En un continente conectado por corredores migratorios, cada edificio cuenta. El Hub Norte de CAF demuestra que las ciudades pueden dejar de ser un obstáculo y convertirse en parte de la solución cuando la ciencia guía decisiones de diseño como el uso de vidrio seguro para las aves, vegetación funcional y estrategias de iluminación que reducen riesgos y favorecen una convivencia más armónica entre biodiversidad y vida urbana.
No se trata solo de una acción simbólica, sino, sobre todo, de una apuesta concreta por integrar la biodiversidad en las decisiones de inversión y planificación urbana en las Américas, con criterios técnicos, evidencia científica y visión de largo plazo.

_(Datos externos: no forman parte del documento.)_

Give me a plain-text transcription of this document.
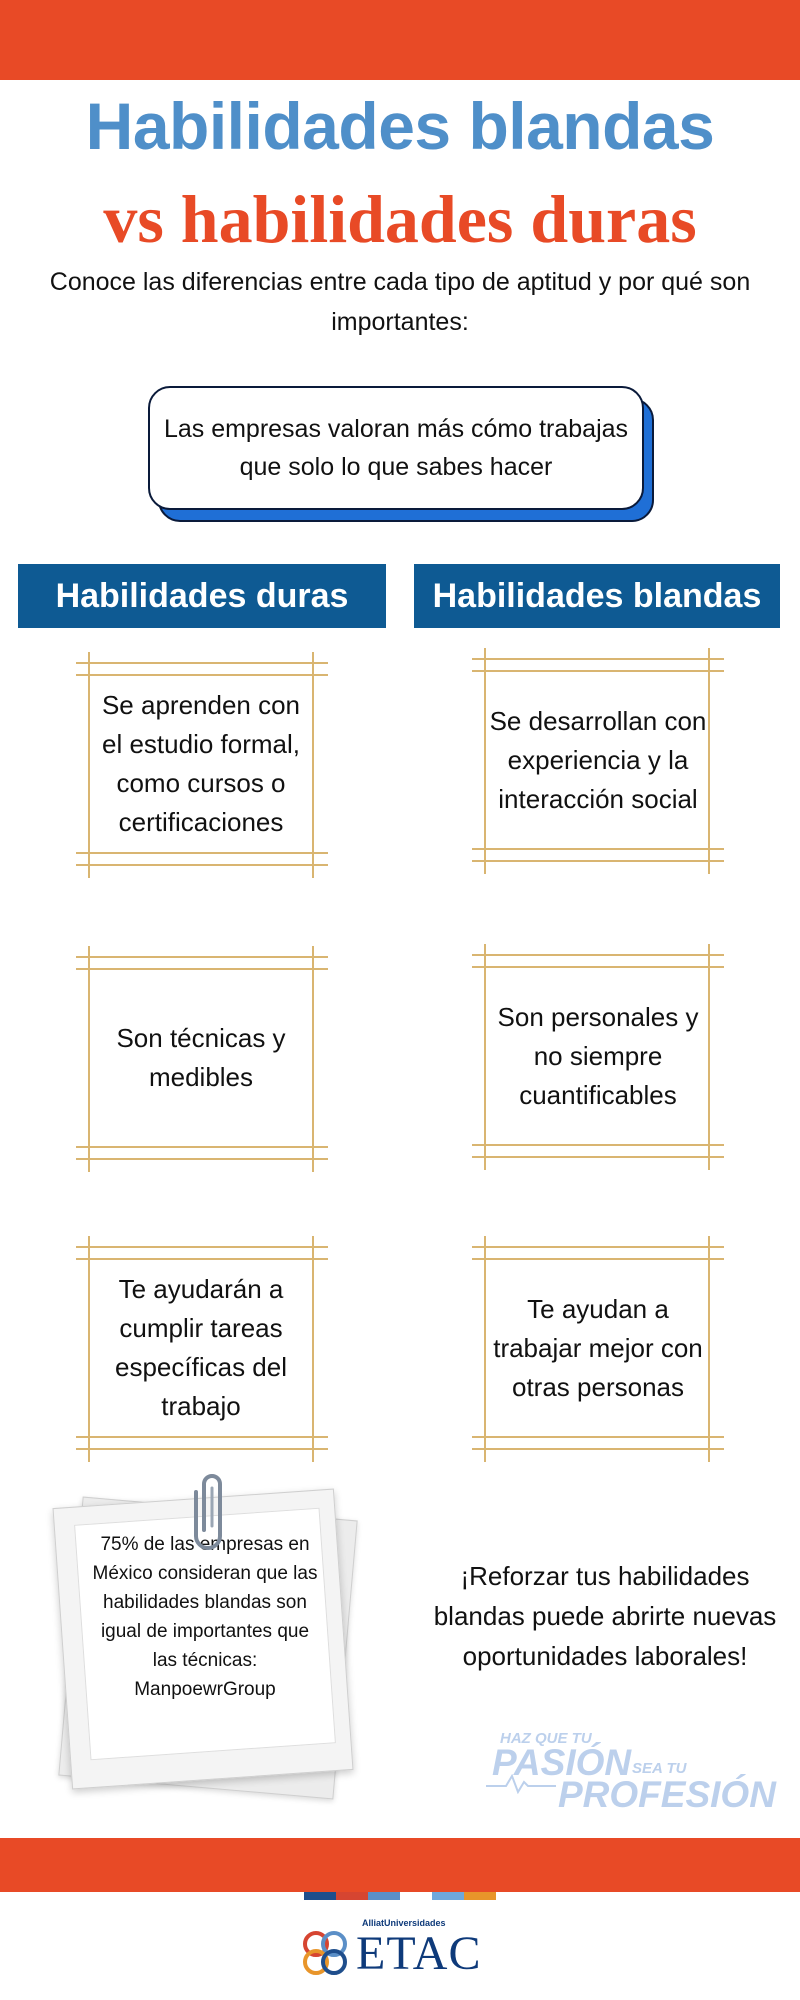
Habilidades blandas
vs habilidades duras
Conoce las diferencias entre cada tipo de aptitud y por qué son importantes:
Las empresas valoran más cómo trabajas que solo lo que sabes hacer
Habilidades duras	Habilidades blandas
Se aprenden con el estudio formal, como cursos o certificaciones
Son técnicas y medibles
Te ayudarán a cumplir tareas específicas del trabajo
Se desarrollan con experiencia y la interacción social
Son personales y no siempre cuantificables
Te ayudan a trabajar mejor con otras personas
75% de las empresas en México consideran que las habilidades blandas son igual de importantes que las técnicas: ManpoewrGroup
¡Reforzar tus habilidades blandas puede abrirte nuevas oportunidades laborales!
HAZ QUE TU
PASIÓN SEA TU
PROFESIÓN
AlliatUniversidades
ETAC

Y es también una apuesta alineada con una tendencia internacional cada vez más visible: iniciativas de diseño amigable con las aves ya están siendo reconocidas por su valor ambiental y arquitectónico, como ocurrió en 2025 con la Bird-Friendly Building Initiative de Yale, distinguida con un premio de excelencia del International Sustainable Campus Network.
Como el primer edificio de su tipo con criterios de diseño amigable con las aves dentro del portafolio de infraestructura de CAF, el Hub Norte se convertirá en un referente para futuros proyectos en la región, al demostrar que incorporar la biodiversidad desde las primeras etapas del diseño permite orientar el crecimiento urbano hacia soluciones más alineadas con las necesidades de conservación y las prioridades ambientales de largo plazo.
Esta apuesta forma parte del enfoque impulsado por Americas Flyways Initiative (AFI), una alianza liderada por Audubon, BirdLife International y el Banco de Desarrollo de América Latina y el Caribe (CAF), que promueve distintas soluciones para reducir los riesgos que enfrenta la avifauna, incorporando la conservación de las aves de manera transversal en los procesos de planificación, diseño y financiamiento de infraestructura en las Américas.